Em 1993, uma menina de 13 anos, que sofria de Anemia Falciforme, morreu durante uma crise vaso-conclusiva. Trata-se de uma oclusão nos vasos sanguíneos que cursa com anemia grave. Para reverter esta situação, em pacientes drepanocíticos, é necessário transfundir sangue fresco de doadores saudáveis. Este procedimento frequentemente define a sobrevivência do paciente.
Os pais da menina, um militar aposentado e uma dona de casa, não autorizaram a transfusão de sangue por serem Testemunhas de Jeová. A mãe chegou ao extremo de dizer que preferia ter a filha morta, a vê-la com sangue de outra pessoa. A criança morreu e o hospital iniciou um processo de crime contra os pais. Finalmente um veredicto da 6.ª Turma do Superior Tribunal de Justiça (STJ,) de São Paulo no Brasil, os isentou de culpa pela morte da filha.
Segundo o tribunal, a transfusão de sangue deveria ter sido feita pelos médicos. mesmo contra a vontade da família. Os pais não serão condenados por homicídio, caso os filhos morram por não fazer o procedimento. Para o STJ, a responsabilidade foi dos médicos que fizeram a vontade da família.

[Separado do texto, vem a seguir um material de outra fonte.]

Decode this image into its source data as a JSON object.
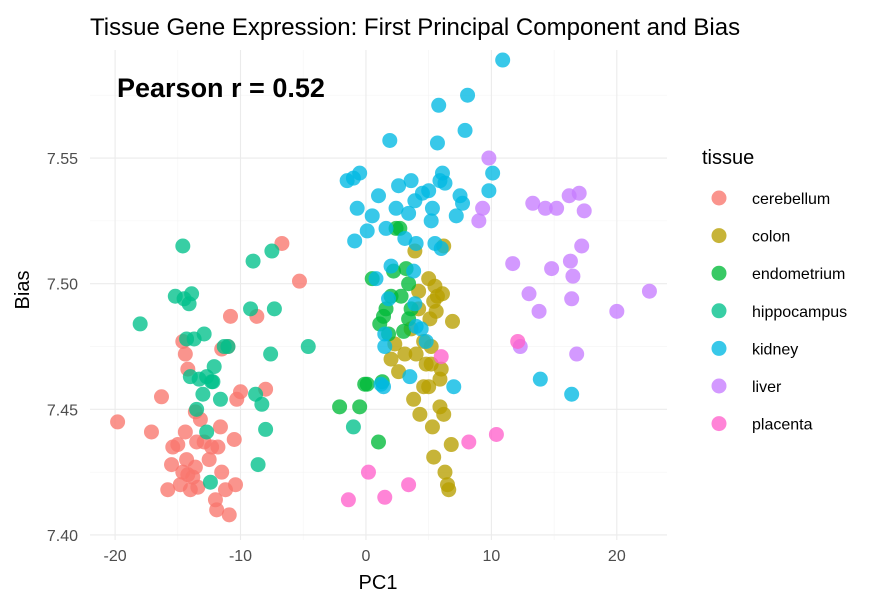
{
  "chart_data": {
    "type": "scatter",
    "title": "Tissue Gene Expression: First Principal Component and Bias",
    "annotation": "Pearson r = 0.52",
    "xlabel": "PC1",
    "ylabel": "Bias",
    "xlim": [
      -22,
      24
    ],
    "ylim": [
      7.398,
      7.593
    ],
    "x_ticks": [
      -20,
      -10,
      0,
      10,
      20
    ],
    "x_tick_labels": [
      "-20",
      "-10",
      "0",
      "10",
      "20"
    ],
    "y_ticks": [
      7.4,
      7.45,
      7.5,
      7.55
    ],
    "y_tick_labels": [
      "7.40",
      "7.45",
      "7.50",
      "7.55"
    ],
    "grid": true,
    "legend_title": "tissue",
    "legend_position": "right",
    "series": [
      {
        "name": "cerebellum",
        "color": "#F8766D",
        "points": [
          [
            -19.8,
            7.445
          ],
          [
            -17.1,
            7.441
          ],
          [
            -16.3,
            7.455
          ],
          [
            -15.8,
            7.418
          ],
          [
            -15.5,
            7.428
          ],
          [
            -15.4,
            7.435
          ],
          [
            -15.0,
            7.436
          ],
          [
            -14.8,
            7.42
          ],
          [
            -14.6,
            7.425
          ],
          [
            -14.4,
            7.441
          ],
          [
            -14.3,
            7.43
          ],
          [
            -14.2,
            7.424
          ],
          [
            -14.0,
            7.418
          ],
          [
            -13.8,
            7.423
          ],
          [
            -13.6,
            7.427
          ],
          [
            -13.5,
            7.437
          ],
          [
            -13.4,
            7.419
          ],
          [
            -13.6,
            7.449
          ],
          [
            -13.2,
            7.446
          ],
          [
            -12.9,
            7.437
          ],
          [
            -12.5,
            7.43
          ],
          [
            -12.3,
            7.435
          ],
          [
            -12.0,
            7.414
          ],
          [
            -11.9,
            7.41
          ],
          [
            -11.8,
            7.435
          ],
          [
            -11.6,
            7.443
          ],
          [
            -11.5,
            7.425
          ],
          [
            -11.2,
            7.418
          ],
          [
            -10.9,
            7.408
          ],
          [
            -10.5,
            7.438
          ],
          [
            -10.4,
            7.42
          ],
          [
            -10.3,
            7.454
          ],
          [
            -10.0,
            7.457
          ],
          [
            -11.5,
            7.474
          ],
          [
            -11.0,
            7.475
          ],
          [
            -10.8,
            7.487
          ],
          [
            -8.7,
            7.487
          ],
          [
            -8.0,
            7.458
          ],
          [
            -6.7,
            7.516
          ],
          [
            -5.3,
            7.501
          ],
          [
            -14.6,
            7.477
          ],
          [
            -14.2,
            7.466
          ],
          [
            -14.4,
            7.472
          ]
        ]
      },
      {
        "name": "colon",
        "color": "#B79F00",
        "points": [
          [
            2.0,
            7.47
          ],
          [
            2.3,
            7.476
          ],
          [
            2.6,
            7.465
          ],
          [
            3.1,
            7.472
          ],
          [
            3.6,
            7.482
          ],
          [
            3.8,
            7.454
          ],
          [
            3.9,
            7.513
          ],
          [
            4.0,
            7.472
          ],
          [
            4.2,
            7.49
          ],
          [
            4.2,
            7.497
          ],
          [
            4.3,
            7.448
          ],
          [
            4.6,
            7.477
          ],
          [
            4.8,
            7.468
          ],
          [
            5.0,
            7.459
          ],
          [
            5.2,
            7.468
          ],
          [
            5.3,
            7.443
          ],
          [
            5.1,
            7.486
          ],
          [
            5.0,
            7.502
          ],
          [
            5.4,
            7.493
          ],
          [
            5.5,
            7.499
          ],
          [
            5.6,
            7.489
          ],
          [
            5.7,
            7.495
          ],
          [
            5.9,
            7.462
          ],
          [
            5.9,
            7.451
          ],
          [
            6.0,
            7.466
          ],
          [
            6.1,
            7.496
          ],
          [
            6.2,
            7.515
          ],
          [
            6.3,
            7.425
          ],
          [
            6.5,
            7.42
          ],
          [
            6.6,
            7.418
          ],
          [
            6.8,
            7.436
          ],
          [
            6.9,
            7.485
          ],
          [
            5.2,
            7.475
          ],
          [
            5.4,
            7.431
          ],
          [
            6.2,
            7.448
          ],
          [
            4.6,
            7.459
          ]
        ]
      },
      {
        "name": "endometrium",
        "color": "#00BA38",
        "points": [
          [
            -2.1,
            7.451
          ],
          [
            -0.5,
            7.451
          ],
          [
            -0.1,
            7.46
          ],
          [
            0.1,
            7.46
          ],
          [
            0.5,
            7.502
          ],
          [
            1.0,
            7.437
          ],
          [
            1.1,
            7.484
          ],
          [
            1.3,
            7.461
          ],
          [
            1.4,
            7.487
          ],
          [
            1.6,
            7.49
          ],
          [
            1.8,
            7.48
          ],
          [
            2.0,
            7.495
          ],
          [
            2.2,
            7.505
          ],
          [
            2.4,
            7.522
          ],
          [
            2.7,
            7.522
          ],
          [
            2.8,
            7.495
          ],
          [
            3.2,
            7.506
          ],
          [
            3.4,
            7.5
          ],
          [
            3.6,
            7.49
          ],
          [
            3.4,
            7.486
          ],
          [
            3.0,
            7.481
          ]
        ]
      },
      {
        "name": "hippocampus",
        "color": "#00C08B",
        "points": [
          [
            -18.0,
            7.484
          ],
          [
            -15.2,
            7.495
          ],
          [
            -14.6,
            7.515
          ],
          [
            -14.5,
            7.494
          ],
          [
            -14.3,
            7.478
          ],
          [
            -14.1,
            7.492
          ],
          [
            -13.9,
            7.496
          ],
          [
            -13.7,
            7.478
          ],
          [
            -13.5,
            7.45
          ],
          [
            -13.3,
            7.462
          ],
          [
            -13.0,
            7.456
          ],
          [
            -12.9,
            7.48
          ],
          [
            -12.7,
            7.463
          ],
          [
            -12.4,
            7.421
          ],
          [
            -12.2,
            7.461
          ],
          [
            -12.1,
            7.467
          ],
          [
            -11.6,
            7.454
          ],
          [
            -11.3,
            7.475
          ],
          [
            -11.0,
            7.475
          ],
          [
            -9.2,
            7.49
          ],
          [
            -9.0,
            7.509
          ],
          [
            -8.8,
            7.456
          ],
          [
            -8.6,
            7.428
          ],
          [
            -8.3,
            7.452
          ],
          [
            -8.0,
            7.442
          ],
          [
            -7.6,
            7.472
          ],
          [
            -7.5,
            7.513
          ],
          [
            -7.3,
            7.49
          ],
          [
            -4.6,
            7.475
          ],
          [
            -1.0,
            7.443
          ],
          [
            -12.3,
            7.461
          ],
          [
            -12.7,
            7.441
          ],
          [
            -14.0,
            7.463
          ]
        ]
      },
      {
        "name": "kidney",
        "color": "#00B9E3",
        "points": [
          [
            -1.5,
            7.541
          ],
          [
            -1.0,
            7.542
          ],
          [
            -0.9,
            7.517
          ],
          [
            -0.7,
            7.53
          ],
          [
            -0.5,
            7.544
          ],
          [
            0.1,
            7.521
          ],
          [
            0.5,
            7.527
          ],
          [
            0.8,
            7.502
          ],
          [
            1.0,
            7.535
          ],
          [
            1.2,
            7.46
          ],
          [
            1.4,
            7.459
          ],
          [
            1.5,
            7.48
          ],
          [
            1.5,
            7.475
          ],
          [
            1.6,
            7.522
          ],
          [
            1.8,
            7.494
          ],
          [
            1.9,
            7.557
          ],
          [
            2.0,
            7.507
          ],
          [
            2.4,
            7.53
          ],
          [
            2.6,
            7.539
          ],
          [
            3.1,
            7.518
          ],
          [
            3.4,
            7.528
          ],
          [
            3.6,
            7.541
          ],
          [
            3.9,
            7.533
          ],
          [
            4.0,
            7.516
          ],
          [
            3.9,
            7.492
          ],
          [
            3.8,
            7.505
          ],
          [
            4.4,
            7.482
          ],
          [
            4.5,
            7.536
          ],
          [
            4.8,
            7.477
          ],
          [
            5.0,
            7.537
          ],
          [
            5.2,
            7.525
          ],
          [
            5.3,
            7.53
          ],
          [
            5.7,
            7.556
          ],
          [
            5.8,
            7.571
          ],
          [
            5.9,
            7.541
          ],
          [
            6.1,
            7.544
          ],
          [
            6.3,
            7.54
          ],
          [
            7.0,
            7.459
          ],
          [
            7.2,
            7.527
          ],
          [
            7.5,
            7.535
          ],
          [
            7.7,
            7.532
          ],
          [
            7.9,
            7.561
          ],
          [
            8.1,
            7.575
          ],
          [
            9.8,
            7.537
          ],
          [
            10.1,
            7.544
          ],
          [
            10.9,
            7.589
          ],
          [
            13.9,
            7.462
          ],
          [
            16.4,
            7.456
          ],
          [
            4.0,
            7.483
          ],
          [
            5.5,
            7.516
          ],
          [
            6.0,
            7.514
          ],
          [
            3.5,
            7.463
          ]
        ]
      },
      {
        "name": "liver",
        "color": "#C77CFF",
        "points": [
          [
            9.0,
            7.525
          ],
          [
            9.3,
            7.53
          ],
          [
            9.8,
            7.55
          ],
          [
            11.7,
            7.508
          ],
          [
            12.3,
            7.475
          ],
          [
            13.0,
            7.496
          ],
          [
            13.3,
            7.532
          ],
          [
            13.8,
            7.489
          ],
          [
            14.3,
            7.53
          ],
          [
            14.8,
            7.506
          ],
          [
            15.2,
            7.53
          ],
          [
            16.2,
            7.535
          ],
          [
            16.3,
            7.509
          ],
          [
            16.4,
            7.494
          ],
          [
            16.5,
            7.503
          ],
          [
            16.8,
            7.472
          ],
          [
            17.0,
            7.536
          ],
          [
            17.2,
            7.515
          ],
          [
            17.4,
            7.529
          ],
          [
            20.0,
            7.489
          ],
          [
            22.6,
            7.497
          ]
        ]
      },
      {
        "name": "placenta",
        "color": "#FF61CC",
        "points": [
          [
            -1.4,
            7.414
          ],
          [
            0.2,
            7.425
          ],
          [
            1.5,
            7.415
          ],
          [
            3.4,
            7.42
          ],
          [
            6.0,
            7.471
          ],
          [
            8.2,
            7.437
          ],
          [
            10.4,
            7.44
          ],
          [
            12.1,
            7.477
          ]
        ]
      }
    ]
  }
}
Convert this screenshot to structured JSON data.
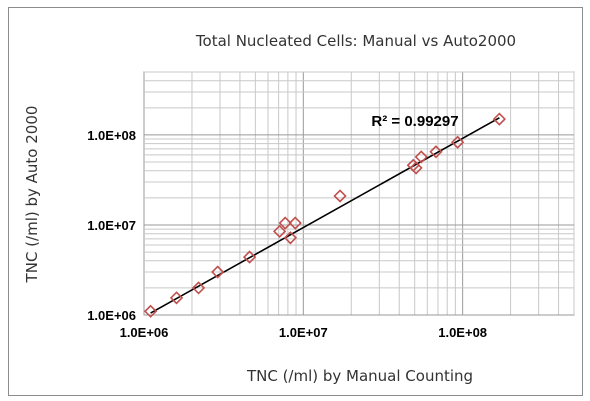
{
  "chart_data": {
    "type": "scatter",
    "title": "Total Nucleated Cells:  Manual vs Auto2000",
    "xlabel": "TNC (/ml) by Manual Counting",
    "ylabel": "TNC (/ml)  by Auto 2000",
    "x_scale": "log",
    "y_scale": "log",
    "xlim": [
      1000000,
      500000000
    ],
    "ylim": [
      1000000,
      500000000
    ],
    "x_ticks": [
      "1.0E+06",
      "1.0E+07",
      "1.0E+08"
    ],
    "y_ticks": [
      "1.0E+06",
      "1.0E+07",
      "1.0E+08"
    ],
    "grid": true,
    "legend": "none",
    "annotation": "R² = 0.99297",
    "marker_color": "#c0504d",
    "trendline_color": "#000000",
    "series": [
      {
        "points": [
          [
            1100000,
            1100000
          ],
          [
            1600000,
            1550000
          ],
          [
            2200000,
            2000000
          ],
          [
            2900000,
            3000000
          ],
          [
            4600000,
            4400000
          ],
          [
            7100000,
            8500000
          ],
          [
            7700000,
            10500000
          ],
          [
            8300000,
            7200000
          ],
          [
            8900000,
            10500000
          ],
          [
            17000000,
            21000000
          ],
          [
            49000000,
            46000000
          ],
          [
            51000000,
            43000000
          ],
          [
            55000000,
            57000000
          ],
          [
            68000000,
            65000000
          ],
          [
            93000000,
            83000000
          ],
          [
            170000000,
            150000000
          ]
        ]
      }
    ],
    "trendline": {
      "type": "power",
      "points": [
        [
          1100000,
          1050000
        ],
        [
          170000000,
          155000000
        ]
      ]
    }
  }
}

Os médicos desrespeitaram o Código de Ética Médica porque no caso das crianças em risco de morte a transfusão sanguínea deve ser feita mesmo sem o consentimento dos pais ou responsáveis. Basta que pelo menos dois médicos documentem por escrito a necessidade do acto. Em casos não tão dramáticos o uso do sangue depende da criança e dos seus responsáveis legais.
A congregação de Testemunhas de Jeová foi fundada em 1872. A organização religiosa tem mais 8 milhões de adeptos em 239 países, segundo consta no seu site oficial. A proibição de receber transfusão de sangue foi estabelecida em 1945, transcorridos 73 anos desde a sua fundação. Se um membro baptizado na fé aceitar uma transfusão sanguínea, esta a indicar pelo seu acto, que não deseja mais Testemunho de Jeová.
A Sociedade Europeia de Medicina e Cuidados Intensivos fez um inquérito em 242 médicos. O 63% dos médicos inquiridos reconheceram que transfundiriam um paciente Testemunha de Jeová, caso ele estiver inconsciente e com risco de morte. É bom advertir que o paciente deve estar inconsciente. Legalmente a administração de sangue e seus derivados, num adulto consciente sem seu consentimento, pode ser considerado um acto criminoso.
Durante as cirurgias a forma mais simples de evitar transfusões é limitar a perda de sangue. Quem faz cirurgia sabe que nem sempre isto é possível. Por exemplo, a Aprotinina, um inibidor das serinoproteases séricas, tem propriedades antifibrinolíticas. Esta aprovada como droga conservante do sangue. Também são utilizados os “Cell Savers “ na recuperação do sangue extravasado, embora em casos de infecção, o sistema tem uma utilidade limitada. Existem substitutos sanguíneos artificiais que tem demonstrado alguma utilidade para evitar transfusões.
O interessante em todas estas técnicas é que são caras e não estão disponíveis na maioria dos nossos hospitais. Os médicos devem ser muito cuidadosos se vão operar algum Testemunho de Jeová. Se for uma cirurgia electiva, esclarecer ao paciente em que condição será feita. Caso a cirurgia comporte perda importante de sangue então é melhor não fazê-la. Cabe ao paciente assumir a responsabilidade derivadas da sua crença religiosa.